Posts Tagged ‘Randolph County Community Arts Center’

This summer the Randolph County Community Arts Center is hosting a museum quality exhibit of Civil War art.  The collection which features the artists mentioned below, represents the best of Civil War art, painstakingly crafted using historical documentation.  Doreen Hall, a founding member of the art center board and gallery coordinator worked tirelessly on obtaining a museum-quality collection for the community.

Hall explains the social relevance of the Civil War in Elkins, West Virginia as profound, “everyone in the community has a connection to the Civil War because of our location and the events that took place here 150 years ago” she comments.  The Elkins area saw the first land battle of the Civil War in 1861.  This area was extremely important to the North and South because of the B&O Railroad.  During the 1800’s West Virginia was part of Virginia and the land within a 30 mile perimeter of Elkins saw ‘turf wars’ as General George B. McClellan (Union) moved 20,000+ troops to the area from Ohio and Indiana to control the railroad.  McClellan and his men were victorious and secured the location as a northern territory.  “Many outsiders forget what happened here in the Elkins area,” Hall explains, “We wanted to honor our history with visual representations.  Many people glass over this area and the fighting, we wanted to show it.”  The Randolph County Community Arts Center wanted to put a collection together for some time but struggled with ‘getting it right.’  She originally hoped the Community Art Center would obtain a slot for the traveling gallery of Mort Künstler’s works but the exhibit was booked from New York to Georgia, so she turned to the phones.
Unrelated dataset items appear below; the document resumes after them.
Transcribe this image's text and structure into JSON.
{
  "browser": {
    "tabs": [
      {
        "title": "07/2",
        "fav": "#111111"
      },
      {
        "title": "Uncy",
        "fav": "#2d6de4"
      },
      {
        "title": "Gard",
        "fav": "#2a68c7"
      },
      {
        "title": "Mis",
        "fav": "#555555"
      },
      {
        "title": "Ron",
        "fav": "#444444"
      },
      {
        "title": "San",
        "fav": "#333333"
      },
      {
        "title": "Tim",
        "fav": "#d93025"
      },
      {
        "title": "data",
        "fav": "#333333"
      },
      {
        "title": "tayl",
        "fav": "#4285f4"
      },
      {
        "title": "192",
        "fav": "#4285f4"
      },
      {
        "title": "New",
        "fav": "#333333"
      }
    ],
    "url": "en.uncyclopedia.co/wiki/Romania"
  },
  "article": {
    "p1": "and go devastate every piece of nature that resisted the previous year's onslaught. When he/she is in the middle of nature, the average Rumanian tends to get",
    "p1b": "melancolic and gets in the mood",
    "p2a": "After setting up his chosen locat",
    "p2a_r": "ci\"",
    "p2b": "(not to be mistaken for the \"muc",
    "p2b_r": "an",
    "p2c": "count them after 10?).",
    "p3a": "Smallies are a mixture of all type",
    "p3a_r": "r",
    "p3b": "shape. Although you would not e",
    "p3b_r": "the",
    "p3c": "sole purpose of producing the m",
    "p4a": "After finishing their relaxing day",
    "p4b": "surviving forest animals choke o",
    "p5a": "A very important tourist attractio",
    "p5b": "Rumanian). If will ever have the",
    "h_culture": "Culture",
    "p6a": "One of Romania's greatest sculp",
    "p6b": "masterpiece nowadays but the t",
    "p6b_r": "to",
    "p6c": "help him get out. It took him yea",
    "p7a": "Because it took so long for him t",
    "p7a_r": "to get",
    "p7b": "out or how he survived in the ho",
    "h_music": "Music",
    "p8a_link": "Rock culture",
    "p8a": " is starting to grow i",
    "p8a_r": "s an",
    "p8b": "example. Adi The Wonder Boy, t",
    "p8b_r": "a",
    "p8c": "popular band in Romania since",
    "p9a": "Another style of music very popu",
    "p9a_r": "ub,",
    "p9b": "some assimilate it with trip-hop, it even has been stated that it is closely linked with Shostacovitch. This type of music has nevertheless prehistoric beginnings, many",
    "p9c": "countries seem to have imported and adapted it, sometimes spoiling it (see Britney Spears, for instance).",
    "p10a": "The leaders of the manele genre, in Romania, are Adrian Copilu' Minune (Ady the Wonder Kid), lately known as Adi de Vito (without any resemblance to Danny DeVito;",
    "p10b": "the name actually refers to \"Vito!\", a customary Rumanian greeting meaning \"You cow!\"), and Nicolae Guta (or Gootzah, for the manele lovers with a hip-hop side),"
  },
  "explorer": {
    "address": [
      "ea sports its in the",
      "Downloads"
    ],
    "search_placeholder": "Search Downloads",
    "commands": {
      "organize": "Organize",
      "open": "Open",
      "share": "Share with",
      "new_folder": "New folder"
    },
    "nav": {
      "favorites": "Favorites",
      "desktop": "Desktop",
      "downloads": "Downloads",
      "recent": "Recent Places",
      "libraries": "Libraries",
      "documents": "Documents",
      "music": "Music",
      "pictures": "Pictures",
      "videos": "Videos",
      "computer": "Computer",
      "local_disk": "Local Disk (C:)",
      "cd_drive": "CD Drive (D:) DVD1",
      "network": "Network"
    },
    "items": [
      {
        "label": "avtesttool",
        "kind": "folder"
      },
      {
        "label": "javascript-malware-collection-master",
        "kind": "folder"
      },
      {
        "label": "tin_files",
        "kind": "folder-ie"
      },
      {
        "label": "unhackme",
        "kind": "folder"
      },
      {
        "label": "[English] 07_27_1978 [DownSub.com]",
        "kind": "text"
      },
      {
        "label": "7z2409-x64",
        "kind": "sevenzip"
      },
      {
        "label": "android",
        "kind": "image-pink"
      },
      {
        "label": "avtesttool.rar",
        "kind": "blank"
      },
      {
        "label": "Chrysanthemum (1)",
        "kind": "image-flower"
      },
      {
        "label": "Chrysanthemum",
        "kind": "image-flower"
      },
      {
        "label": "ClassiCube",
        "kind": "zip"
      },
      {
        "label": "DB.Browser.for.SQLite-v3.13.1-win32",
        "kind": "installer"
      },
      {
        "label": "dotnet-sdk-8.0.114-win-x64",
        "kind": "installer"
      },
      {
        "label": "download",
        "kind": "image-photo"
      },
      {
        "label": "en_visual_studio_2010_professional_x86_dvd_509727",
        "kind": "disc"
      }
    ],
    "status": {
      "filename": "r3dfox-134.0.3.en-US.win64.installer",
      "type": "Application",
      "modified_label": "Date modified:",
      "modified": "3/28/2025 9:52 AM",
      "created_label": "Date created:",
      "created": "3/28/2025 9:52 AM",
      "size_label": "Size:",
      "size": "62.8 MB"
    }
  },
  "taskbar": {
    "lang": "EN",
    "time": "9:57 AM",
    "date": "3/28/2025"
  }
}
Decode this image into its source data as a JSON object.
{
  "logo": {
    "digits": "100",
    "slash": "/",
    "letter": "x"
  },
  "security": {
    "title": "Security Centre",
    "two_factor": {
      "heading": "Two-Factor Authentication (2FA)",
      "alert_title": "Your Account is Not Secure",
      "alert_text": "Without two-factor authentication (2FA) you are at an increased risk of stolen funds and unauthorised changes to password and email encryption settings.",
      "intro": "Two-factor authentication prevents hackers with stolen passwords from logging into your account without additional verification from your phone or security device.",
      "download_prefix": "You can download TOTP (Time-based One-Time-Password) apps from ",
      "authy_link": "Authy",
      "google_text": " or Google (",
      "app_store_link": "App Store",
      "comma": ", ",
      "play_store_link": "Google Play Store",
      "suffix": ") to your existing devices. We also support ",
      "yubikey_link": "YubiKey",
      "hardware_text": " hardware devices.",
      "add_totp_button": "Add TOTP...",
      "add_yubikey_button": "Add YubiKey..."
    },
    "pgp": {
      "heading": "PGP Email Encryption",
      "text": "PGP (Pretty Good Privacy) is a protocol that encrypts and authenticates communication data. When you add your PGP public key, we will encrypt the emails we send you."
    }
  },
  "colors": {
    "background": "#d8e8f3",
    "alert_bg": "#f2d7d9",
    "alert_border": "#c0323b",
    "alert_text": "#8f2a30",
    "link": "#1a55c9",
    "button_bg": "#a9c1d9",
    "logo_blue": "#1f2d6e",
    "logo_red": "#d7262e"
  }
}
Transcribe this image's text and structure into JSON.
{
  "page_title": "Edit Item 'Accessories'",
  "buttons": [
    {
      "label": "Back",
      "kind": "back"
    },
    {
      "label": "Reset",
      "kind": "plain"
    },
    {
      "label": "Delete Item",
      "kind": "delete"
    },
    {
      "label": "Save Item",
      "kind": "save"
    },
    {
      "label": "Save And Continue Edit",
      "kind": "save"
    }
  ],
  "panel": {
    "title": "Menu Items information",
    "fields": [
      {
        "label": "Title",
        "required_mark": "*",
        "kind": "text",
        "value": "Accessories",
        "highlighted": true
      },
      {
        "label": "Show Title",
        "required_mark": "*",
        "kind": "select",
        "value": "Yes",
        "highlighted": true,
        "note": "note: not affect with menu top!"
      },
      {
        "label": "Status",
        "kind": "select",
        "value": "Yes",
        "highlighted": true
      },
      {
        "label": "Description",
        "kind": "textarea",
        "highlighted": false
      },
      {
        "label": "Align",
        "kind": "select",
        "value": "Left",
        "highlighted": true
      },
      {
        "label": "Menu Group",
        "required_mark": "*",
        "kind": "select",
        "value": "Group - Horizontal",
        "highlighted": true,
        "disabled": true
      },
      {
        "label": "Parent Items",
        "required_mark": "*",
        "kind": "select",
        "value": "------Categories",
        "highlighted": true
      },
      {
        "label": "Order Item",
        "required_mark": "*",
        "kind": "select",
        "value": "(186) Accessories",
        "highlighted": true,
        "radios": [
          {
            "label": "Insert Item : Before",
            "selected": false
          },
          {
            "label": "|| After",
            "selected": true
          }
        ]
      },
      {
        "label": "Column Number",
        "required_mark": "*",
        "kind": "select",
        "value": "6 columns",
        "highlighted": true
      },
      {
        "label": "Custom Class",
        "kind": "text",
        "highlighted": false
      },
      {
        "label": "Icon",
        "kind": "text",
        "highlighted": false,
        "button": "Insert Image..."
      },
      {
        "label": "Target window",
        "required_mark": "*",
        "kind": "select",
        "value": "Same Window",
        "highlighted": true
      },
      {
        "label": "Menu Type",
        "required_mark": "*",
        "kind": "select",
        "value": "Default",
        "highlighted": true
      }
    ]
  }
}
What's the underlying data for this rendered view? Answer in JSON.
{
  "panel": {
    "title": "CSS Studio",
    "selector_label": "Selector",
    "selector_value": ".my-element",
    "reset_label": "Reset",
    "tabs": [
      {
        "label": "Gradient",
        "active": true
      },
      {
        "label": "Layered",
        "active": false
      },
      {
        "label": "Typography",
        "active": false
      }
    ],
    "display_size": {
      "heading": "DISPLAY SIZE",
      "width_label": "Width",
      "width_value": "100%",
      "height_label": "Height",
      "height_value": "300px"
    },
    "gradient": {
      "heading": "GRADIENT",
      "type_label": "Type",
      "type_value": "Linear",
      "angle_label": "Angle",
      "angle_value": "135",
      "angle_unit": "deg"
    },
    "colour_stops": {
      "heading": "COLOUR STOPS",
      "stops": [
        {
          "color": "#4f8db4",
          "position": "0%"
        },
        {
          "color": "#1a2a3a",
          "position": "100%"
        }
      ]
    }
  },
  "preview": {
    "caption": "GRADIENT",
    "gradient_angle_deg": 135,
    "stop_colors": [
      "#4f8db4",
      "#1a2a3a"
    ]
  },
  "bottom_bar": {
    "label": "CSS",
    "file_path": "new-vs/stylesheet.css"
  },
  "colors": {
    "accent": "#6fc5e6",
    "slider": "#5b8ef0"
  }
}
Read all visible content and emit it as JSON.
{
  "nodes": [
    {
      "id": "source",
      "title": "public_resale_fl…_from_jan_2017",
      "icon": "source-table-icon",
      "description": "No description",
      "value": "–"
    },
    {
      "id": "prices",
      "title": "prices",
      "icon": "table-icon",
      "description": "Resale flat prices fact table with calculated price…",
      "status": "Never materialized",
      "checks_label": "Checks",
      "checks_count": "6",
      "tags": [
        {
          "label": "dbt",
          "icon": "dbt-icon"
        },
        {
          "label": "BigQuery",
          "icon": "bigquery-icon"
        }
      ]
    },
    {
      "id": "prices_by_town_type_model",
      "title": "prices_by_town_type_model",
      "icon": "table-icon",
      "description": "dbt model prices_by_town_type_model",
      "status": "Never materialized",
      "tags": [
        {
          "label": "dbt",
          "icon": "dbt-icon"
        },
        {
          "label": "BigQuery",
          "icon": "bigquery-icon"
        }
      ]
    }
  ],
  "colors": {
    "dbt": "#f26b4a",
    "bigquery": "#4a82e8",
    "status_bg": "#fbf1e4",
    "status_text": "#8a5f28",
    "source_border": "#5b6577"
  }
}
With the assistance of sesquicentennial-celebration grant money, trustees, and persuasion, Hall started researching artists and cold-calling them to ask if they would loan a piece of artwork for display.  She said some were skeptical at first but when she shared with them her location, history, and followed each phone call with a letter explaining the importance of the area to the Civil War, they agreed.

Hall’s goal is to share with the people of her community, state, and country the importance of the Civil War and educate them about their own local history.  She believes the quality of the artwork stands as a reflection of the passion of individuals to preserve our American story.  The exhibit in Elkins has been extremely popular, drawing three displayed artists to various receptions held at the Center and inviting hundreds of visitors, free of charge, into the echoes of the past.